CHARLESTON — West Virginia Attorney General Patrick Morrisey is co-leading a coalition urging the U.S. Department of Education to reconsider its guidance to postsecondary schools allowing funds from the federal Work-Study Program to be used to hire students to register voters and work in polling places.
The program provides funds for part-time employment to help needy students to finance the costs of postsecondary education for civic engagement work that is not associated with a particular interest or group consistent with the law.
“Don’t get me wrong: the Work-Study Program helps a lot of students, but this new guidance appears politically motivated and has the potential to be weaponized,” Morrisey said, writing in the letter the guidance “offends restrictions on the federal-work study program and ignores the dangers that come with entangling public dollars in political functions.”
Morrisey
| File photo
The letter, addressed to the assistant secretary of the DOE’s Office of Postsecondary Education, cited the guidance’s many flaws, including violation of federal law.
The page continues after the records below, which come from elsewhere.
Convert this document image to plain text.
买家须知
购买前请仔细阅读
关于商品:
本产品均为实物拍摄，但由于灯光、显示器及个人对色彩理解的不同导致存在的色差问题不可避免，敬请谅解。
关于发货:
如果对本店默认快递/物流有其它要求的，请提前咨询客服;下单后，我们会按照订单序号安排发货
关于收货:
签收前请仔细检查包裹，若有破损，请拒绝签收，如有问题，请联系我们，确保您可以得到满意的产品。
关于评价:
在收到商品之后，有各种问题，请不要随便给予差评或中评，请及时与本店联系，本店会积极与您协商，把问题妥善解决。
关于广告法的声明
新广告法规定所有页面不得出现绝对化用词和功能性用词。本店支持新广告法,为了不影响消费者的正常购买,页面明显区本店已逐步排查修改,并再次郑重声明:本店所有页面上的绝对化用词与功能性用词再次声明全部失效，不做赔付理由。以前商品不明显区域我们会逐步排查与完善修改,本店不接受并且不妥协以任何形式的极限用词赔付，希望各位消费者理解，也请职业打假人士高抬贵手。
“Your guidance effectively licenses colleges and universities to subsidize (political) activity — and potentially swing elections by choosing where to direct these funds — with taxpayer money,” Morrisey wrote. “That approach violates limitations imposed by law.”
Arkansas, Georgia, Idaho, Iowa, Kansas, Mississippi, Montana, Nebraska, North Dakota, Oklahoma, South Carolina, South Dakota, Texas and Utah joined the letter led by West Virginia and Indiana.